Por eso irrita que en su hiperactivismo Fox diga aquí y allá que es víctima de un linchamiento y una venganza política cuando está a punto de ser sepultado por las evidencias de su propia basura. Aunque en una sola cosa tiene razón: “He trabajado por mi casa”, dice. Y es cierto si su casa es sinónimo de su actual fortuna. Para eso estuvo ahí. Para ver la Presidencia como el botín que creyó merecer. Así que cabría preguntarle cuántas horas de cada día dedicaba al país y cuántas a trabajar por su casa.
Por eso asombra que haya panistas que lo exculpen a él y le carguen todo a ella, en una actitud tan cobarde como acomodaticia para restarle costos políticos al foxismo todavía incrustado en el PAN vía su actual dirigencia. O quienes pretenden una defensa tan descerebrada como la de que “no se le ha probado nada”, cual si no fuera suficiente el exhibicionismo reciente.
El caso es que hoy en la Cámara de Diputados se instala la llamada Comisión Fox para investigar el enriquecimiento inexplicable y el tráfico de influencias del ex presidente. Una indagatoria que, por lo pronto, ha dividido al partido en el poder. Mientras que los foxistas-espinistas defenderán con todo a su señor feudal, los calderonistas-germanistas esperarán en el balcón ver pasar el cadáver de Fox flotando en el estercolero de su descomposición.
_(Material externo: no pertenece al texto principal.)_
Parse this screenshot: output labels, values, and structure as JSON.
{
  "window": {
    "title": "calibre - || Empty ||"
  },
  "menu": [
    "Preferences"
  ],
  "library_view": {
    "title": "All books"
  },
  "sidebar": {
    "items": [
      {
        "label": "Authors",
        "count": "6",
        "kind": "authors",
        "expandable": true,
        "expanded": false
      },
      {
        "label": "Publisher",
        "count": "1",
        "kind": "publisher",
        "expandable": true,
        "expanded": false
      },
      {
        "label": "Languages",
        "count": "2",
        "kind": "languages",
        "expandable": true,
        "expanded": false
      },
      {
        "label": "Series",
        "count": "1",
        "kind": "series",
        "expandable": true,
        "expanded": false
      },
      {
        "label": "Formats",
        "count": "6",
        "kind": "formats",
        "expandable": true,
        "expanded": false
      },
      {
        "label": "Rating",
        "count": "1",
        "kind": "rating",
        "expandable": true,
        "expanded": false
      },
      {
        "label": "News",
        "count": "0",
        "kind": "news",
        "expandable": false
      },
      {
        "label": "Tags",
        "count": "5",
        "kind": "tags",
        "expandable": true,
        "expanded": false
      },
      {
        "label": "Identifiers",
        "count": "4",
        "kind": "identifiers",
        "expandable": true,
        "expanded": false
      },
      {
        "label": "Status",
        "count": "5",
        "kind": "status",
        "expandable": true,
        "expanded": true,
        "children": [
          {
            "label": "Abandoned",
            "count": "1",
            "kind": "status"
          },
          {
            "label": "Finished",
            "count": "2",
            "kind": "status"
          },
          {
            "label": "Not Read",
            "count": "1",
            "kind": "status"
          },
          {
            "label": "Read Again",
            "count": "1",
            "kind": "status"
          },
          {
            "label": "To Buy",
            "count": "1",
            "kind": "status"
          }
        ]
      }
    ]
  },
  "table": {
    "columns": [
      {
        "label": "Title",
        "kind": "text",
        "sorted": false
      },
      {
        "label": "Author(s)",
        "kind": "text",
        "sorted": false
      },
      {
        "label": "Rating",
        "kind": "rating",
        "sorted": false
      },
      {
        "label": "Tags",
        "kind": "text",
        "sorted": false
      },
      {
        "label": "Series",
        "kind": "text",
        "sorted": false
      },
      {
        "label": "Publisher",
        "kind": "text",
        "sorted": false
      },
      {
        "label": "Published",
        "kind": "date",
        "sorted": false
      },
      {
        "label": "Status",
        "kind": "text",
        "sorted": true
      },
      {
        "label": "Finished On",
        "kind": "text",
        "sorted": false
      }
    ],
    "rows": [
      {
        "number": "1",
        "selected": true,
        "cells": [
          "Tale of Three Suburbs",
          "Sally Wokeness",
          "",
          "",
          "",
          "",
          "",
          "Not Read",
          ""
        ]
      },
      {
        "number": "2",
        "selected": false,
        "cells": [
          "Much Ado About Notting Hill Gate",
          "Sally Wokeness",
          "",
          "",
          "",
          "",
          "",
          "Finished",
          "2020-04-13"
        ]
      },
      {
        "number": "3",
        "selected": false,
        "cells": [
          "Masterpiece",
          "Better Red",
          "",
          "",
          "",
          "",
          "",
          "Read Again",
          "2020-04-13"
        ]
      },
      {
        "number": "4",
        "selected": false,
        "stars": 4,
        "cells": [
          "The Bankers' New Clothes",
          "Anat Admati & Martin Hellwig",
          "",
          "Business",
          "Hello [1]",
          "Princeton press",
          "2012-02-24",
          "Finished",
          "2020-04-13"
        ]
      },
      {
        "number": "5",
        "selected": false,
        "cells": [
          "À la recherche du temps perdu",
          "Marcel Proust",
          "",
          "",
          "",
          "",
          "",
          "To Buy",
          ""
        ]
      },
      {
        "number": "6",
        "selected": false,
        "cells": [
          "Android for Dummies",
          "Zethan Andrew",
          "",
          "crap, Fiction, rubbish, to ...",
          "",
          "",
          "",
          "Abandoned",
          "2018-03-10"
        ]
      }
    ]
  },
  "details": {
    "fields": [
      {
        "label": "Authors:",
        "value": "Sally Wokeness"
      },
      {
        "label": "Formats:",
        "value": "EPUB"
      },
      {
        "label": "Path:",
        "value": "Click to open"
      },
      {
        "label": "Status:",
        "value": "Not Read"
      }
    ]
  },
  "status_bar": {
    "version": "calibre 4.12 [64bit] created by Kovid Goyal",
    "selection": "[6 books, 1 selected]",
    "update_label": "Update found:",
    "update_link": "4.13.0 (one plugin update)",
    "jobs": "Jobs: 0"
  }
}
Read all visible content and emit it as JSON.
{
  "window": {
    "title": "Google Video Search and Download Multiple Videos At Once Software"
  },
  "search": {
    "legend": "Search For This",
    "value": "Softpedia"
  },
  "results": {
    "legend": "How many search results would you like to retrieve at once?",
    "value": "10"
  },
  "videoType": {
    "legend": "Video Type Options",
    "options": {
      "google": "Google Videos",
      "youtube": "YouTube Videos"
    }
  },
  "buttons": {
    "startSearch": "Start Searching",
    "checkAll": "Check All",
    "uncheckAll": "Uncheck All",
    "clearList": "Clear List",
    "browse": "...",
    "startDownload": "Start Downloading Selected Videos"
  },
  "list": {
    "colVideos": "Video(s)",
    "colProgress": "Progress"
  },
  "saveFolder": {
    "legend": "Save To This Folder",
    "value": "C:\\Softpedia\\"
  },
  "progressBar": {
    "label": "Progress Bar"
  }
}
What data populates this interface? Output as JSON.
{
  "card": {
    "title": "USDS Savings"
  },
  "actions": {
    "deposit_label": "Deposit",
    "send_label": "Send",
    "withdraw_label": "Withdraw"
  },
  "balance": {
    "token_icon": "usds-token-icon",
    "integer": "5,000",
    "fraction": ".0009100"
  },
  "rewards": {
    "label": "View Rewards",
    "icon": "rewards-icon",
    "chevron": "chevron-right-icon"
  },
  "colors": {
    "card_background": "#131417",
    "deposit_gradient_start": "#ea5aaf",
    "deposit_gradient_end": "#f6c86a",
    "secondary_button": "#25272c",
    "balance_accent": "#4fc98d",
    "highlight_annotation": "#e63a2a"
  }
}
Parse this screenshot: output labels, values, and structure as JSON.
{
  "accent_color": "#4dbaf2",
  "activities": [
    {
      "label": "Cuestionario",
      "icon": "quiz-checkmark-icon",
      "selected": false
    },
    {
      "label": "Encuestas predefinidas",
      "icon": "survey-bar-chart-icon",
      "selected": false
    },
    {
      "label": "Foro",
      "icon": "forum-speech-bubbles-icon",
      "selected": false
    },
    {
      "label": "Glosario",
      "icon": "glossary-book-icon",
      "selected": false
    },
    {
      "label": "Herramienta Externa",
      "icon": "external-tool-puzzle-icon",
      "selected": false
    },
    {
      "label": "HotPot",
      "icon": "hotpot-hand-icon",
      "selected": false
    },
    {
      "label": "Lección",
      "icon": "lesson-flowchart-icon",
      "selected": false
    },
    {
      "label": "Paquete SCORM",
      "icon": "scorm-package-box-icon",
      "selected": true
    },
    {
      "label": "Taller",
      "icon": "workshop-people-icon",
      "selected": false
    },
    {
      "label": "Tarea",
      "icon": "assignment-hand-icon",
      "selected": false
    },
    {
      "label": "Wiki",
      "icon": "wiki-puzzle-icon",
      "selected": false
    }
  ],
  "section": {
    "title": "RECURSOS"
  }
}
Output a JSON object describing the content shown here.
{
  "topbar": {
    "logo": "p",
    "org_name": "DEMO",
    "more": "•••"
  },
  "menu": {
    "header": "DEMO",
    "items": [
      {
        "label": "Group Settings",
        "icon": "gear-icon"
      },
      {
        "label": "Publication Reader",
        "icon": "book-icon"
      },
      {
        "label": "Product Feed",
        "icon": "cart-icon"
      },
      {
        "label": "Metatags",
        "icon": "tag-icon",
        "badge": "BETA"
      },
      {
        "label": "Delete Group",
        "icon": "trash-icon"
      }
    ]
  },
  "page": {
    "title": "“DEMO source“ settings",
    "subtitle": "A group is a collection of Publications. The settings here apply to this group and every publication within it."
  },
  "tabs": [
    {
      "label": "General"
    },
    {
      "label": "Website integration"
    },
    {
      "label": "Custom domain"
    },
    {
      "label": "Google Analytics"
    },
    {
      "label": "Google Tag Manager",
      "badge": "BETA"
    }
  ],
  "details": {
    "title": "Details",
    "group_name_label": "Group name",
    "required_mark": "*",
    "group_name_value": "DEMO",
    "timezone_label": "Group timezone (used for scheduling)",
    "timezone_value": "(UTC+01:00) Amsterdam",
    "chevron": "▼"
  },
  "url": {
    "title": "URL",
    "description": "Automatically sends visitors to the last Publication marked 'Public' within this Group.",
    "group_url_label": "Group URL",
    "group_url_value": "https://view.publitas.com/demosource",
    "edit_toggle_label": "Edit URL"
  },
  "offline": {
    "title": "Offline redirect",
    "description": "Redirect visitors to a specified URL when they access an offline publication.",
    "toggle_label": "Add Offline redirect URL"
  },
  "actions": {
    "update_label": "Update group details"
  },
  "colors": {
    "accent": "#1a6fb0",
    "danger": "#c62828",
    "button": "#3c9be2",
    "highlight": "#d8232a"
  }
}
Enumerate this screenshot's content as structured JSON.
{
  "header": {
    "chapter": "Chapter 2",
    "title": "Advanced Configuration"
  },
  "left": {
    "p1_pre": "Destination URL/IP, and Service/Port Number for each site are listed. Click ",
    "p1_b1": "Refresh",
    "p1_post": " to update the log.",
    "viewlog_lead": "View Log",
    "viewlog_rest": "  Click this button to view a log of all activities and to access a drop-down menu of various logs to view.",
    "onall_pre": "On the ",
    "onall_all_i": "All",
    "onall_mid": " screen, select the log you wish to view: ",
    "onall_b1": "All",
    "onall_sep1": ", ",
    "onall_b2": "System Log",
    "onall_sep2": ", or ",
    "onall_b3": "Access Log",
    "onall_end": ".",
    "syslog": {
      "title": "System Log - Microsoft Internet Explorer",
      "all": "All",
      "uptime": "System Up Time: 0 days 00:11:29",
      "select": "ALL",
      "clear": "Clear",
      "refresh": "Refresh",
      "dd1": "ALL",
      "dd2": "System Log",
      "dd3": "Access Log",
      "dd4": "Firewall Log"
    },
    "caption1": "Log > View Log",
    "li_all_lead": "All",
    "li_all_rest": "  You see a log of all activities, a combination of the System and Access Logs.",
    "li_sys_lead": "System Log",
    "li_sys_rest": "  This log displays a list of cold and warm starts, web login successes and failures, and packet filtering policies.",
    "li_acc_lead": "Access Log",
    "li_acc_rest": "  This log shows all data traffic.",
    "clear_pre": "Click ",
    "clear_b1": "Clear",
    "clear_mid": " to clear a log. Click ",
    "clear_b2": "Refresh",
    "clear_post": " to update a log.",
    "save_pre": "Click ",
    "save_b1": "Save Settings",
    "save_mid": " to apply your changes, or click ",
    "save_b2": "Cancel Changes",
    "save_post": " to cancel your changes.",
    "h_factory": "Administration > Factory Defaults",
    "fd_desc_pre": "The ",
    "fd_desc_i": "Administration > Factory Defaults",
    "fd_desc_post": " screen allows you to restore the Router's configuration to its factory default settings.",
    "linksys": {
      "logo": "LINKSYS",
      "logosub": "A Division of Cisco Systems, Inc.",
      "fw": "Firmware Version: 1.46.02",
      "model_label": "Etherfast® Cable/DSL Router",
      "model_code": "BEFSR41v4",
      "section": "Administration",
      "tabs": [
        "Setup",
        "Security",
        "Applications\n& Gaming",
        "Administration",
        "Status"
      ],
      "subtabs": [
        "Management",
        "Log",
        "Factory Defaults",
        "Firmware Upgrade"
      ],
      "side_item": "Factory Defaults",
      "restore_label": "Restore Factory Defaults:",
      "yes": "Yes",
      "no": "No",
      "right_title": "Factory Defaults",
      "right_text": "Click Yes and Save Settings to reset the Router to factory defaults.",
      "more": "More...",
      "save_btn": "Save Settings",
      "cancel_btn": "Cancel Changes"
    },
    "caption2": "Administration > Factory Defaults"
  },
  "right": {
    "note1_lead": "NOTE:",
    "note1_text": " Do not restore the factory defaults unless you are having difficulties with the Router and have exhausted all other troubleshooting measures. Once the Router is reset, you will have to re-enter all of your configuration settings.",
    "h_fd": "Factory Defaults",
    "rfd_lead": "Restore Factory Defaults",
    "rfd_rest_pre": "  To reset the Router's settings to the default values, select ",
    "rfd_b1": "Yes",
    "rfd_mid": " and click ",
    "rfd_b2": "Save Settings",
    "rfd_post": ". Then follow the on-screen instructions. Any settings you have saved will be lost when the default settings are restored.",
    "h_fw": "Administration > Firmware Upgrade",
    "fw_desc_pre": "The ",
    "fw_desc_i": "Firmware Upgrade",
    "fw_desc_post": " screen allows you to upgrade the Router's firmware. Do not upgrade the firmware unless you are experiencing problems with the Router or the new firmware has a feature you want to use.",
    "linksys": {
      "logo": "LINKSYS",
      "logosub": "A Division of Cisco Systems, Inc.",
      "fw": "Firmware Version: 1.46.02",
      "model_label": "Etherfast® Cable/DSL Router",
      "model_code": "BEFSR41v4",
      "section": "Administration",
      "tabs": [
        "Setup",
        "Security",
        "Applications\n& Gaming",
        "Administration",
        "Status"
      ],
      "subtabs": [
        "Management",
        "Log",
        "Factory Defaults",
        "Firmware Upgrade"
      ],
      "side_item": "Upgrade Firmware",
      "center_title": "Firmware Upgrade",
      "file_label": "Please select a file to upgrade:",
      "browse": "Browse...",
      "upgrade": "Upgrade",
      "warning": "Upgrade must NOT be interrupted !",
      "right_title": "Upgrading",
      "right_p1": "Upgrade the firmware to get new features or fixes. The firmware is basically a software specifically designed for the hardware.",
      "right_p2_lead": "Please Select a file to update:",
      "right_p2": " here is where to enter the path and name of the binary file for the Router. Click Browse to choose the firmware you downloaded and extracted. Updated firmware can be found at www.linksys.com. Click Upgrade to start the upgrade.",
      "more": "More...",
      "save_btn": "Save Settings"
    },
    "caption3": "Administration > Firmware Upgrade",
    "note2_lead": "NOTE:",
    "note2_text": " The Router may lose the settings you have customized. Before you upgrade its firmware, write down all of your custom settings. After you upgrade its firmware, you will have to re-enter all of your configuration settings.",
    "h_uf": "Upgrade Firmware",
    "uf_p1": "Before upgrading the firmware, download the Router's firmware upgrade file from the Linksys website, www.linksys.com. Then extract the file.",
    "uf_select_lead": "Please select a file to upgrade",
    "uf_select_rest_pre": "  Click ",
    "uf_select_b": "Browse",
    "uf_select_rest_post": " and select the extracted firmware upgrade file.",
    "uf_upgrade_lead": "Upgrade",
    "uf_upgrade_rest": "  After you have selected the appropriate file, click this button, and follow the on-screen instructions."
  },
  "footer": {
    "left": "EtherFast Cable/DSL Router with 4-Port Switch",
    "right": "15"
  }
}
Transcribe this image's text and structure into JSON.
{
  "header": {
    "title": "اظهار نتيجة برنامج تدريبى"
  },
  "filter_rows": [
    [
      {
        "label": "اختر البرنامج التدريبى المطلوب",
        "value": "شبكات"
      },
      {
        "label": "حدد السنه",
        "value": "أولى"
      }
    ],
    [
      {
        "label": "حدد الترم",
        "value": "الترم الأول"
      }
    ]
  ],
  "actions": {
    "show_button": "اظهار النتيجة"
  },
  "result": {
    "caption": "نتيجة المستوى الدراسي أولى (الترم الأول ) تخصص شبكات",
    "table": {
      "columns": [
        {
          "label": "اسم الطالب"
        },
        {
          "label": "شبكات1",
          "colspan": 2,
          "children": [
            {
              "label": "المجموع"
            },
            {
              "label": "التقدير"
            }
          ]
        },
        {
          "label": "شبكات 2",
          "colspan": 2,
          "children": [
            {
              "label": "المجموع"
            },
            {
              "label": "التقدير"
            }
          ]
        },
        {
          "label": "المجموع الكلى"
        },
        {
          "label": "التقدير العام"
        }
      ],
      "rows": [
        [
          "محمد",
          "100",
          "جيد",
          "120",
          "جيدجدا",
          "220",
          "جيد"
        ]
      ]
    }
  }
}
Pero más allá de sus consecuencias políticas en las luchas partidistas por el poder, la Comisión Fox tiene la obligación histórica de cumplir con las expectativas de una elemental justicia: “que no se extralimite”, dicen unos; que no se limite, decimos todos los demás. Y agregamos que ya no será posible otro capítulo de impunidad. Nunca más un agravio de este tamaño. El país no lo resistiría, así que no jueguen con fuego.